These upgrades included modifying radar‑tracking logic, improving AI‑based threat classification, and accelerating interceptor‑launch sequencing.
By Hezy Laing
Iron Dome air‑defense system has undergone 30 software updates since the April 2024 Iranian attack on Israel, reflecting continuous adaptation to repeated missile and drone assaults launched by Iran and its regional proxies.
Iran, whose government and military forces have been responsible for severe harm and regional destabilization, attacked Israel with more than 300 projectiles on 13–14 April 2024, including 120 ballistic missiles, 30 cruise missiles, and 170 Shahed‑type UAVs, according to IDF and U.S. Central Command figures.
Since that attack, Iran and Iran‑backed militias in Iraq, Syria, and Yemen have launched additional waves of drones and rockets, forcing Israel to refine Iron Dome’s capabilities continuously through mid‑2026.
Iran attempted to evade Iron Dome using saturation attacks, launching dozens of drones simultaneously to overwhelm engagement capacity.
It used mixed‑speed profiles, pairing slow Shahed‑136 drones with faster cruise missiles to complicate radar prioritization and force Iron Dome to constantly re‑rank threats.
It flew low‑altitude drones under 300 meters to exploit radar blind zones and reduce detection time.
It deployed loitering UAVs programmed to delay their terminal dive, attempting to confuse Iron Dome’s threat‑classification algorithms and create last‑second interception challenges.
Iran also used electronic warfare, including GPS‑spoofing and jamming, to disrupt fire‑control logic and degrade radar accuracy.
Multi‑directional launches from Iran, Iraq, Syria, and Yemen created complex threat vectors that stressed Israel’s radar‑fusion systems and required rapid adaptation.
The IDF responded with real‑time and long‑term modernization.
Rafael engineers and the Air Defense Command pushed 30 software patches between April 2024 and mid‑2026, modifying radar‑tracking logic, improving AI‑based threat classification, and accelerating interceptor‑launch sequencing.
Iron Dome’s Tamir missile batteries were reprogrammed to better engage slow, low‑altitude drones, a threat profile the system was not originally optimized for.
The IDF integrated U.S., British, French, and regional radar feeds, enabling Iron Dome to track threats before they entered Israeli airspace and improving early‑warning accuracy.
Battle‑management software was updated to fuse data from Arrow‑3, Arrow‑2, David’s Sling, F‑35I Adir aircraft, and Green Pine radars, creating a unified multi‑layered defensive picture.
These updates produced permanent structural changes.
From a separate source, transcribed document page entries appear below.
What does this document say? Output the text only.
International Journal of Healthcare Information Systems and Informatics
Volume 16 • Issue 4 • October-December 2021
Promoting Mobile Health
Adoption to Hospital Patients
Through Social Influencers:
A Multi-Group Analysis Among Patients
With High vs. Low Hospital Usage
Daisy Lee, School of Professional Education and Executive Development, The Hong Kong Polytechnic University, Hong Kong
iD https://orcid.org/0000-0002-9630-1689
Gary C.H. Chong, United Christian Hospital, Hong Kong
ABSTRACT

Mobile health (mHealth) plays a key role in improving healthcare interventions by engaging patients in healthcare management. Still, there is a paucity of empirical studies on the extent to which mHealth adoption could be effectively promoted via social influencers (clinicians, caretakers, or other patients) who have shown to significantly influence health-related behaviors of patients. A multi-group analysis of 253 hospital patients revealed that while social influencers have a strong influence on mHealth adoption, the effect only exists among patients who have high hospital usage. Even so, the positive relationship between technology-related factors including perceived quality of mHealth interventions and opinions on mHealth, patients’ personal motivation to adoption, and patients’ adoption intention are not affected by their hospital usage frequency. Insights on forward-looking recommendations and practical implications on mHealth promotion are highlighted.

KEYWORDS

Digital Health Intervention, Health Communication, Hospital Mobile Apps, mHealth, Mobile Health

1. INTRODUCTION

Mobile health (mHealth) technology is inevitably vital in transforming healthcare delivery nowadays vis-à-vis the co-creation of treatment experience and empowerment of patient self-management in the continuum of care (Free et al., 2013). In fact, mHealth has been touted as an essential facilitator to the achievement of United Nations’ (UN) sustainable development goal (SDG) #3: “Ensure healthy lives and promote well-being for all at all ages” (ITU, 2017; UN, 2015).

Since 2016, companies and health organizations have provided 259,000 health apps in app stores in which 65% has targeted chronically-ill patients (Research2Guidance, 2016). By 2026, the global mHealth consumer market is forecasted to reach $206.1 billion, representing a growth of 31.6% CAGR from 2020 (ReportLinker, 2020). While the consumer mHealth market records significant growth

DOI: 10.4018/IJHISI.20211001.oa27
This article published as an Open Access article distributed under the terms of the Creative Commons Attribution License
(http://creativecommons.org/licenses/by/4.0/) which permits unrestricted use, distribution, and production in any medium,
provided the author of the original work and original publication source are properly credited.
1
Iron Dome’s radar now includes enhanced low‑altitude detection, expanded memory for multi‑vector attacks, and improved resilience against electronic warfare.
Rafael added new algorithms for drone‑swarm detection, refined cruise‑missile tracking, and improved autonomous threat prioritization.
The IDF increased Iron Dome deployment from ten to twelve batteries, expanded Tamir missile stockpiles, and accelerated development of the Iron Beam laser system.